O Banco da França retirou cerca de 129 toneladas de ouro do Federal Reserve de Nova York entre 2025 e 2026, concluindo uma estratégia que levou suas reservas a ficarem armazenadas em território francês. O país possui uma das maiores reservas oficiais de ouro do mundo, com cerca de 2.437 toneladas.
A Índia também reduziu de forma significativa a parcela do ouro mantida no exterior. Segundo levantamento publicado pelo Financial Times, o Reserve Bank of India tinha 22% de suas reservas de ouro fora do país em março de 2026, contra 55% em março de 2023. A instituição vinha, portanto, aumentando a quantidade do metal armazenada domesticamente.
Na China, o movimento tem uma característica diferente. O Banco Popular da China vem aumentando seus estoques de ouro e, nos últimos meses, passou a manter mais metal em Hong Kong, em uma estratégia relacionada ao esforço para fortalecer a cidade como centro internacional de negociação de ouro. A mudança ocorre paralelamente à sequência de compras de ouro pelo banco central chinês. Em julho de 2026, as reservas oficiais do país tiveram o maior aumento mensal desde outubro de 2023.
A movimentação não significa, porém, que todos os países estejam retirando suas reservas dos Estados Unidos ou do Reino Unido. A Alemanha, por exemplo, mantém uma parcela relevante do seu ouro em Nova York. O Bundesbank já havia repatriado centenas de toneladas para Frankfurt em uma operação iniciada na década passada, mas atualmente não indica uma nova retirada em massa do estoque mantido nos Estados Unidos.
Por que o ouro é importante para os bancos centrais?
O ouro ocupa uma posição particular nas reservas internacionais porque, diferentemente de títulos públicos ou moedas, não representa uma dívida de outro governo ou instituição. O metal também não depende diretamente da capacidade de pagamento de um emissor.
Por essas características, bancos centrais tratam o ouro como uma reserva de valor e um instrumento de proteção contra riscos extremos. O próprio banco central holandês (DNB) descreveu o metal como uma espécie de “âncora de confiança” e afirmou que ele é adequado para proteger contra riscos sistêmicos extremos.
A preocupação com a localização dos ativos ganhou força depois do congelamento das reservas internacionais da Rússia mantidas no exterior após a invasão da Ucrânia.
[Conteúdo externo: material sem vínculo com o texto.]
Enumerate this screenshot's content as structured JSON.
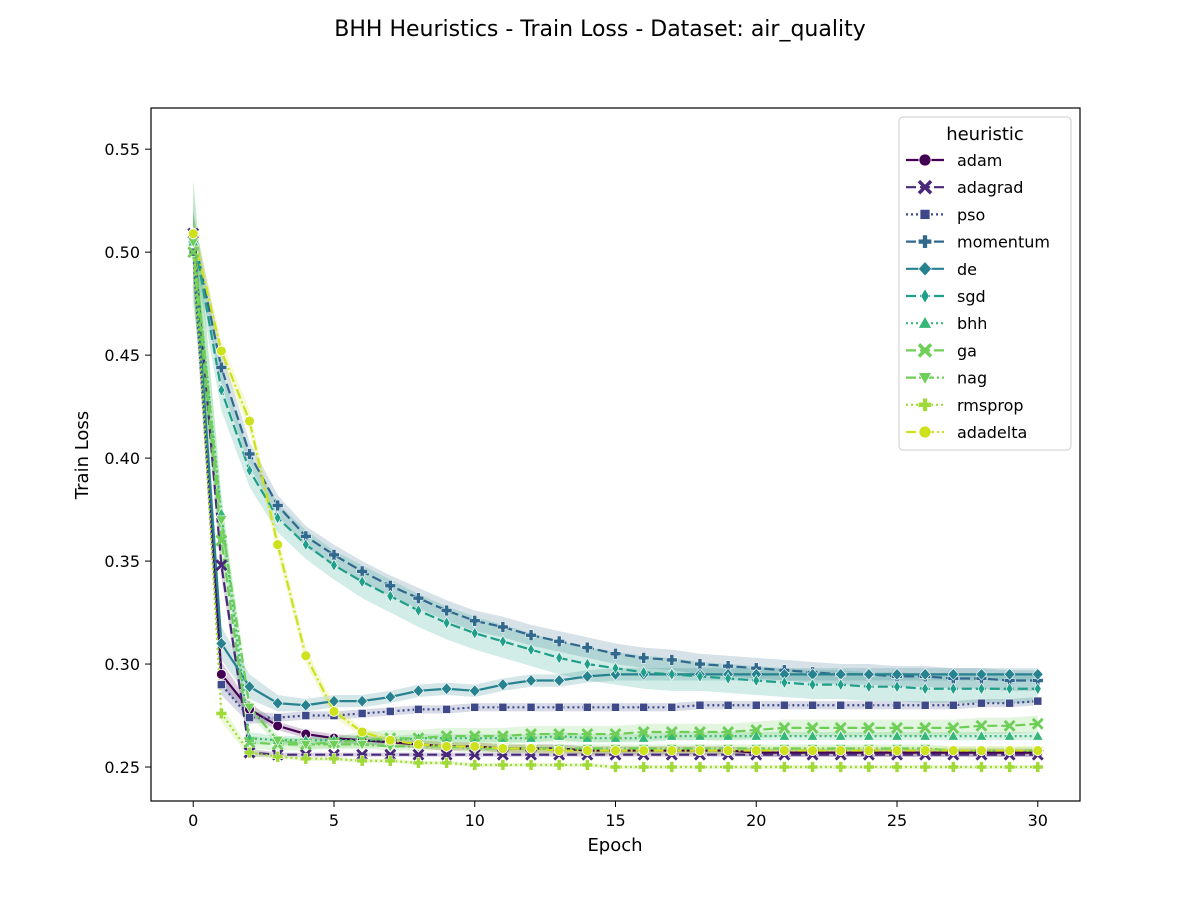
{
  "chart_data": {
    "type": "line",
    "title": "BHH Heuristics - Train Loss - Dataset: air_quality",
    "xlabel": "Epoch",
    "ylabel": "Train Loss",
    "xlim": [
      -1.5,
      31.5
    ],
    "ylim": [
      0.2335,
      0.57
    ],
    "xticks": [
      0,
      5,
      10,
      15,
      20,
      25,
      30
    ],
    "yticks": [
      0.25,
      0.3,
      0.35,
      0.4,
      0.45,
      0.5,
      0.55
    ],
    "ytick_labels": [
      "0.25",
      "0.30",
      "0.35",
      "0.40",
      "0.45",
      "0.50",
      "0.55"
    ],
    "legend_title": "heuristic",
    "legend_position": "top-right",
    "grid": false,
    "x": [
      0,
      1,
      2,
      3,
      4,
      5,
      6,
      7,
      8,
      9,
      10,
      11,
      12,
      13,
      14,
      15,
      16,
      17,
      18,
      19,
      20,
      21,
      22,
      23,
      24,
      25,
      26,
      27,
      28,
      29,
      30
    ],
    "series": [
      {
        "name": "adam",
        "color": "#440154",
        "dash": "solid",
        "marker": "circle",
        "values": [
          0.509,
          0.295,
          0.278,
          0.27,
          0.266,
          0.264,
          0.263,
          0.262,
          0.261,
          0.26,
          0.26,
          0.259,
          0.259,
          0.259,
          0.258,
          0.258,
          0.258,
          0.258,
          0.258,
          0.258,
          0.257,
          0.257,
          0.257,
          0.257,
          0.257,
          0.257,
          0.257,
          0.257,
          0.257,
          0.257,
          0.257
        ],
        "band": [
          0.01,
          0.006,
          0.003,
          0.002,
          0.002,
          0.002,
          0.002,
          0.002,
          0.002,
          0.002,
          0.002,
          0.002,
          0.002,
          0.002,
          0.002,
          0.002,
          0.002,
          0.002,
          0.002,
          0.002,
          0.002,
          0.002,
          0.002,
          0.002,
          0.002,
          0.002,
          0.002,
          0.002,
          0.002,
          0.002,
          0.002
        ]
      },
      {
        "name": "adagrad",
        "color": "#482878",
        "dash": "dashed",
        "marker": "x",
        "values": [
          0.509,
          0.348,
          0.257,
          0.256,
          0.256,
          0.256,
          0.256,
          0.256,
          0.256,
          0.256,
          0.256,
          0.256,
          0.256,
          0.256,
          0.256,
          0.256,
          0.256,
          0.256,
          0.256,
          0.256,
          0.256,
          0.256,
          0.256,
          0.256,
          0.256,
          0.256,
          0.256,
          0.256,
          0.256,
          0.256,
          0.256
        ],
        "band": [
          0.01,
          0.006,
          0.002,
          0.001,
          0.001,
          0.001,
          0.001,
          0.001,
          0.001,
          0.001,
          0.001,
          0.001,
          0.001,
          0.001,
          0.001,
          0.001,
          0.001,
          0.001,
          0.001,
          0.001,
          0.001,
          0.001,
          0.001,
          0.001,
          0.001,
          0.001,
          0.001,
          0.001,
          0.001,
          0.001,
          0.001
        ]
      },
      {
        "name": "pso",
        "color": "#3e4989",
        "dash": "dotted",
        "marker": "square",
        "values": [
          0.5,
          0.29,
          0.274,
          0.274,
          0.275,
          0.275,
          0.276,
          0.277,
          0.278,
          0.278,
          0.279,
          0.279,
          0.279,
          0.279,
          0.279,
          0.279,
          0.279,
          0.279,
          0.28,
          0.28,
          0.28,
          0.28,
          0.28,
          0.28,
          0.28,
          0.28,
          0.28,
          0.28,
          0.281,
          0.281,
          0.282
        ],
        "band": [
          0.015,
          0.005,
          0.003,
          0.002,
          0.002,
          0.002,
          0.002,
          0.002,
          0.002,
          0.002,
          0.002,
          0.002,
          0.002,
          0.002,
          0.002,
          0.002,
          0.002,
          0.002,
          0.002,
          0.002,
          0.002,
          0.002,
          0.002,
          0.002,
          0.002,
          0.002,
          0.002,
          0.002,
          0.002,
          0.002,
          0.002
        ]
      },
      {
        "name": "momentum",
        "color": "#31688e",
        "dash": "dashed",
        "marker": "plus",
        "values": [
          0.509,
          0.444,
          0.402,
          0.377,
          0.362,
          0.353,
          0.345,
          0.338,
          0.332,
          0.326,
          0.321,
          0.318,
          0.314,
          0.311,
          0.308,
          0.305,
          0.303,
          0.302,
          0.3,
          0.299,
          0.298,
          0.297,
          0.296,
          0.295,
          0.295,
          0.294,
          0.294,
          0.293,
          0.293,
          0.292,
          0.292
        ],
        "band": [
          0.01,
          0.008,
          0.006,
          0.005,
          0.005,
          0.005,
          0.005,
          0.005,
          0.005,
          0.005,
          0.005,
          0.005,
          0.005,
          0.005,
          0.005,
          0.005,
          0.005,
          0.005,
          0.005,
          0.005,
          0.005,
          0.005,
          0.005,
          0.005,
          0.005,
          0.005,
          0.005,
          0.005,
          0.005,
          0.005,
          0.005
        ]
      },
      {
        "name": "de",
        "color": "#26828e",
        "dash": "solid",
        "marker": "diamond",
        "values": [
          0.505,
          0.31,
          0.289,
          0.281,
          0.28,
          0.282,
          0.282,
          0.284,
          0.287,
          0.288,
          0.287,
          0.29,
          0.292,
          0.292,
          0.294,
          0.295,
          0.295,
          0.295,
          0.295,
          0.295,
          0.295,
          0.295,
          0.295,
          0.295,
          0.295,
          0.295,
          0.295,
          0.295,
          0.295,
          0.295,
          0.295
        ],
        "band": [
          0.02,
          0.008,
          0.006,
          0.004,
          0.003,
          0.003,
          0.003,
          0.003,
          0.003,
          0.003,
          0.003,
          0.003,
          0.003,
          0.003,
          0.003,
          0.003,
          0.003,
          0.003,
          0.003,
          0.003,
          0.003,
          0.003,
          0.003,
          0.003,
          0.003,
          0.003,
          0.003,
          0.003,
          0.003,
          0.003,
          0.003
        ]
      },
      {
        "name": "sgd",
        "color": "#1f9e89",
        "dash": "dashed",
        "marker": "thin-diamond",
        "values": [
          0.509,
          0.433,
          0.394,
          0.371,
          0.358,
          0.348,
          0.34,
          0.333,
          0.326,
          0.32,
          0.315,
          0.311,
          0.307,
          0.303,
          0.3,
          0.298,
          0.296,
          0.295,
          0.294,
          0.293,
          0.292,
          0.291,
          0.29,
          0.29,
          0.289,
          0.289,
          0.288,
          0.288,
          0.288,
          0.288,
          0.288
        ],
        "band": [
          0.01,
          0.01,
          0.008,
          0.007,
          0.007,
          0.007,
          0.008,
          0.008,
          0.008,
          0.008,
          0.008,
          0.008,
          0.008,
          0.008,
          0.008,
          0.008,
          0.008,
          0.008,
          0.007,
          0.007,
          0.007,
          0.007,
          0.007,
          0.007,
          0.007,
          0.007,
          0.007,
          0.007,
          0.007,
          0.007,
          0.007
        ]
      },
      {
        "name": "bhh",
        "color": "#35b779",
        "dash": "dotted",
        "marker": "triangle-up",
        "values": [
          0.505,
          0.373,
          0.264,
          0.263,
          0.263,
          0.263,
          0.263,
          0.263,
          0.264,
          0.264,
          0.264,
          0.264,
          0.264,
          0.265,
          0.264,
          0.264,
          0.264,
          0.265,
          0.265,
          0.265,
          0.265,
          0.265,
          0.265,
          0.265,
          0.265,
          0.265,
          0.265,
          0.265,
          0.265,
          0.265,
          0.265
        ],
        "band": [
          0.03,
          0.01,
          0.003,
          0.002,
          0.002,
          0.002,
          0.002,
          0.002,
          0.002,
          0.002,
          0.002,
          0.002,
          0.002,
          0.002,
          0.002,
          0.002,
          0.002,
          0.002,
          0.002,
          0.002,
          0.002,
          0.002,
          0.002,
          0.002,
          0.002,
          0.002,
          0.002,
          0.002,
          0.002,
          0.002,
          0.002
        ]
      },
      {
        "name": "ga",
        "color": "#6ece58",
        "dash": "dashed",
        "marker": "x",
        "values": [
          0.5,
          0.36,
          0.262,
          0.261,
          0.261,
          0.262,
          0.263,
          0.264,
          0.264,
          0.265,
          0.265,
          0.265,
          0.266,
          0.266,
          0.266,
          0.266,
          0.267,
          0.267,
          0.267,
          0.267,
          0.268,
          0.269,
          0.269,
          0.269,
          0.269,
          0.269,
          0.269,
          0.269,
          0.27,
          0.27,
          0.271
        ],
        "band": [
          0.02,
          0.01,
          0.003,
          0.003,
          0.003,
          0.003,
          0.004,
          0.004,
          0.004,
          0.004,
          0.004,
          0.004,
          0.004,
          0.004,
          0.004,
          0.004,
          0.004,
          0.004,
          0.004,
          0.004,
          0.004,
          0.004,
          0.004,
          0.004,
          0.004,
          0.004,
          0.004,
          0.004,
          0.004,
          0.004,
          0.004
        ]
      },
      {
        "name": "nag",
        "color": "#6ece58",
        "dash": "dashdot",
        "marker": "triangle-down",
        "values": [
          0.505,
          0.37,
          0.279,
          0.263,
          0.261,
          0.261,
          0.261,
          0.26,
          0.26,
          0.26,
          0.259,
          0.259,
          0.259,
          0.259,
          0.259,
          0.259,
          0.259,
          0.259,
          0.259,
          0.259,
          0.259,
          0.259,
          0.259,
          0.259,
          0.259,
          0.259,
          0.259,
          0.258,
          0.258,
          0.258,
          0.258
        ],
        "band": [
          0.03,
          0.01,
          0.004,
          0.002,
          0.002,
          0.002,
          0.002,
          0.002,
          0.002,
          0.002,
          0.002,
          0.002,
          0.002,
          0.002,
          0.002,
          0.002,
          0.002,
          0.002,
          0.002,
          0.002,
          0.002,
          0.002,
          0.002,
          0.002,
          0.002,
          0.002,
          0.002,
          0.002,
          0.002,
          0.002,
          0.002
        ]
      },
      {
        "name": "rmsprop",
        "color": "#a0da39",
        "dash": "dotted",
        "marker": "plus",
        "values": [
          0.509,
          0.276,
          0.257,
          0.255,
          0.254,
          0.254,
          0.253,
          0.253,
          0.252,
          0.252,
          0.251,
          0.251,
          0.251,
          0.251,
          0.251,
          0.25,
          0.25,
          0.25,
          0.25,
          0.25,
          0.25,
          0.25,
          0.25,
          0.25,
          0.25,
          0.25,
          0.25,
          0.25,
          0.25,
          0.25,
          0.25
        ],
        "band": [
          0.01,
          0.004,
          0.002,
          0.001,
          0.001,
          0.001,
          0.001,
          0.001,
          0.001,
          0.001,
          0.001,
          0.001,
          0.001,
          0.001,
          0.001,
          0.001,
          0.001,
          0.001,
          0.001,
          0.001,
          0.001,
          0.001,
          0.001,
          0.001,
          0.001,
          0.001,
          0.001,
          0.001,
          0.001,
          0.001,
          0.001
        ]
      },
      {
        "name": "adadelta",
        "color": "#cde11d",
        "dash": "dashdot",
        "marker": "circle",
        "values": [
          0.509,
          0.452,
          0.418,
          0.358,
          0.304,
          0.277,
          0.267,
          0.263,
          0.261,
          0.26,
          0.26,
          0.259,
          0.259,
          0.258,
          0.258,
          0.258,
          0.258,
          0.258,
          0.258,
          0.258,
          0.258,
          0.258,
          0.258,
          0.258,
          0.258,
          0.258,
          0.258,
          0.258,
          0.258,
          0.258,
          0.258
        ],
        "band": [
          0.008,
          0.005,
          0.005,
          0.005,
          0.004,
          0.003,
          0.002,
          0.002,
          0.002,
          0.002,
          0.002,
          0.002,
          0.002,
          0.002,
          0.002,
          0.002,
          0.002,
          0.002,
          0.002,
          0.002,
          0.002,
          0.002,
          0.002,
          0.002,
          0.002,
          0.002,
          0.002,
          0.002,
          0.002,
          0.002,
          0.002
        ]
      }
    ]
  }
}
O episódio mostrou que reservas financeiras mantidas fora do território de um país podem ficar sujeitas a sanções e restrições.
Nesse cenário, o ouro ganhou uma função estratégica adicional. A localização das barras passou a ser tão relevante quanto o tamanho da reserva, especialmente para países preocupados com possíveis crises financeiras ou geopolíticas.
A movimentação dos bancos centrais também ocorre em um período de forte demanda oficial pelo metal. As estratégias adotadas por Holanda, França, Índia e China mostram que não existe uma única resposta: enquanto alguns governos priorizam a repatriação, outros buscam diversificar os locais de armazenamento ou manter o ouro próximo dos grandes centros internacionais de negociação.
O resultado é uma mudança na maneira como o metal é administrado pelas autoridades monetárias. Décadas depois de o ouro ter deixado de ser a base direta do sistema monetário internacional, o metal continua sendo tratado como um dos ativos mais importantes para proteger as reservas de um país diante de cenários extremos.
E no Brasil?
No Brasil, o ouro também integra as reservas internacionais do Banco Central. Segundo o Relatório de Gestão das Reservas Internacionais, publicado em março de 2026, o metal representava 7,19% das reservas brasileiras em dezembro de 2025.
O BC afirma que, naquele ano, ampliou a diversificação da carteira diante do aumento das incertezas econômicas e geopolíticas, com o objetivo de reforçar aspectos de segurança e liquidez. O documento também informa que o ouro adquirido pelo banco para compor as reservas é negociado exclusivamente no exterior.